Caminé despacio, pues no había motivo para apurarme. El clima era mi favorito, temprano en la mañana la lluvia había besado la corteza terrestre así que el frío estaba presente por toda la capital, y por eso me había puesto una sudadera de tela gruesa. Metí mis manos frías en los bolsillos del suéter e hice uso de la capucha porque mis orejas estaban frías también. Mientras caminaba observaba detalladamente las casas de mis vecinos como si más bien acabara de mudarme al vecindario.
Pasé frente a la casa de Josefa y Luís, mis vecinos de unos setenta años. Ellos solían contarme cosas que vivieron cuando eran niños. Eran unos ancianos muy sabios – como todos los ancianos supongo–. A veces esperaban a que pasara frente a su casa después de clases para tomar café con pan dulce. A medida que pasaba por allí recordé una de las historias de Josefa, de hecho mi favorita, la cual relataba con mucha añoranza: “Cuando era niña mi vida no fue nada fácil. Éramos nueve hermanos y no todos podíamos estudiar porque nuestra pobreza nos limitaba. Desde los trece comencé a trabajar en casas de familia. Llegué a conocer a un hombre español quien me propuso irme de aquí, para ese entonces yo vivía en otra ciudad. Denegué la propuesta, no quería irme y hasta el día de hoy no me arrepiento de mi elección porque conocí a Luís. De seguro mi vida pudo haber sido mucho mejor que ahora, pero dudo haber adquirido mediante una vida fácil las experiencias que he tenido. Yo sé lo que es trabajar duro, otros desconocen esto. Creo que una buena vida se mide por muchas cosas, pero pienso que se mide más por las experiencias que por lo que poseas”.

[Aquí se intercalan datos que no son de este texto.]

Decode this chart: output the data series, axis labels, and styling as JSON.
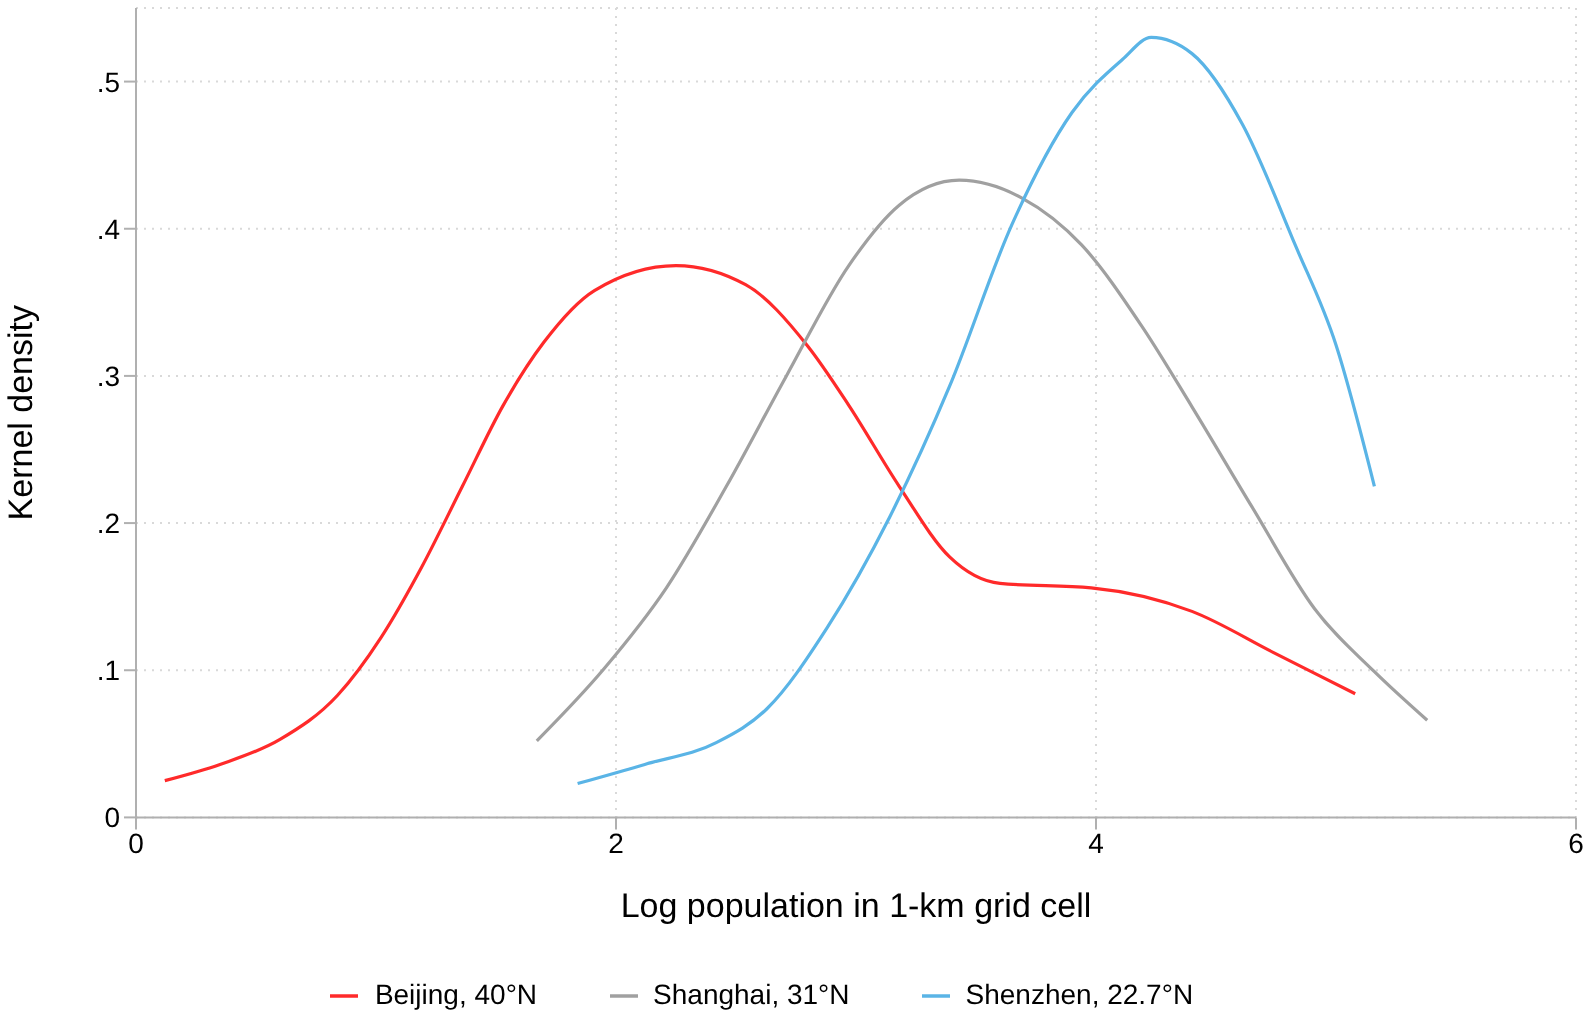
{
  "chart_data": {
    "type": "line",
    "xlabel": "Log population in 1-km grid cell",
    "ylabel": "Kernel density",
    "xlim": [
      0,
      6
    ],
    "xticks": [
      0,
      2,
      4,
      6
    ],
    "ylim": [
      0,
      0.55
    ],
    "yticks": [
      0,
      {
        "value": 0.1,
        "label": ".1"
      },
      {
        "value": 0.2,
        "label": ".2"
      },
      {
        "value": 0.3,
        "label": ".3"
      },
      {
        "value": 0.4,
        "label": ".4"
      },
      {
        "value": 0.5,
        "label": ".5"
      }
    ],
    "grid": true,
    "legend": "bottom",
    "marker": "none",
    "line_style": "solid",
    "series": [
      {
        "name": "Beijing, 40°N",
        "color": "#ff2a2a",
        "x": [
          0.12,
          0.35,
          0.6,
          0.84,
          1.02,
          1.19,
          1.36,
          1.53,
          1.7,
          1.91,
          2.25,
          2.54,
          2.8,
          2.97,
          3.18,
          3.39,
          3.6,
          3.98,
          4.4,
          4.74,
          5.08
        ],
        "values": [
          0.025,
          0.036,
          0.053,
          0.083,
          0.122,
          0.17,
          0.225,
          0.28,
          0.323,
          0.358,
          0.375,
          0.362,
          0.32,
          0.28,
          0.225,
          0.177,
          0.159,
          0.156,
          0.14,
          0.112,
          0.084
        ]
      },
      {
        "name": "Shanghai, 31°N",
        "color": "#a0a0a0",
        "x": [
          1.67,
          1.95,
          2.21,
          2.46,
          2.71,
          2.97,
          3.18,
          3.43,
          3.69,
          3.94,
          4.19,
          4.4,
          4.65,
          4.91,
          5.16,
          5.38
        ],
        "values": [
          0.052,
          0.101,
          0.156,
          0.225,
          0.3,
          0.375,
          0.416,
          0.433,
          0.421,
          0.389,
          0.334,
          0.279,
          0.211,
          0.142,
          0.099,
          0.066
        ]
      },
      {
        "name": "Shenzhen, 22.7°N",
        "color": "#5ab4e6",
        "x": [
          1.84,
          2.12,
          2.42,
          2.63,
          2.88,
          3.14,
          3.39,
          3.65,
          3.9,
          4.11,
          4.23,
          4.4,
          4.61,
          4.83,
          5.0,
          5.16
        ],
        "values": [
          0.023,
          0.036,
          0.051,
          0.074,
          0.129,
          0.204,
          0.293,
          0.403,
          0.479,
          0.515,
          0.53,
          0.519,
          0.471,
          0.389,
          0.321,
          0.225
        ]
      }
    ]
  }
}
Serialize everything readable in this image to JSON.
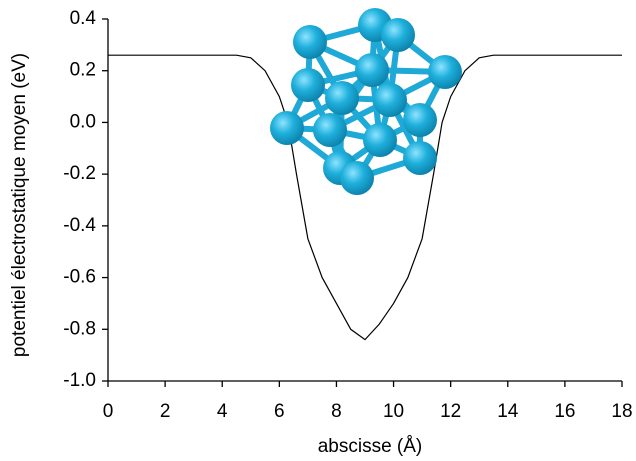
{
  "chart_data": {
    "type": "line",
    "xlabel": "abscisse (Å)",
    "ylabel": "potentiel électrostatique moyen (eV)",
    "x": [
      0,
      4.5,
      5.0,
      5.5,
      6.0,
      6.3,
      6.6,
      7.0,
      7.5,
      8.0,
      8.5,
      9.0,
      9.5,
      10.0,
      10.5,
      11.0,
      11.4,
      11.7,
      12.0,
      12.5,
      13.0,
      13.5,
      18
    ],
    "values": [
      0.26,
      0.26,
      0.25,
      0.2,
      0.1,
      0.0,
      -0.2,
      -0.45,
      -0.6,
      -0.7,
      -0.8,
      -0.84,
      -0.78,
      -0.7,
      -0.6,
      -0.45,
      -0.2,
      0.0,
      0.1,
      0.2,
      0.25,
      0.26,
      0.26
    ],
    "color": "#000000",
    "xlim": [
      0,
      18
    ],
    "xticks": [
      0,
      2,
      4,
      6,
      8,
      10,
      12,
      14,
      16,
      18
    ],
    "ylim": [
      -1.0,
      0.4
    ],
    "yticks": [
      {
        "value": -1,
        "label": "-1.0"
      },
      -0.8,
      -0.6,
      -0.4,
      -0.2,
      {
        "value": 0,
        "label": "0.0"
      },
      0.2,
      0.4
    ]
  }
}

Josefa y Luís vivían con dos de sus cinco hijos en una enorme casa, ellos me querían como a uno de los suyos. Desde niño siempre me encantó conversar con ellos, me decían con frecuencia lo listo que era. Ahora ya no los vería. Pensar en eso hizo que la nariz me ardiera y que lágrimas se deformaran en mis ojos empañándolos como los vidrios de un auto en una noche fría de invierno, arrugué mis labios en un intento por reprimir el llanto que se avecinaba, me funcionó.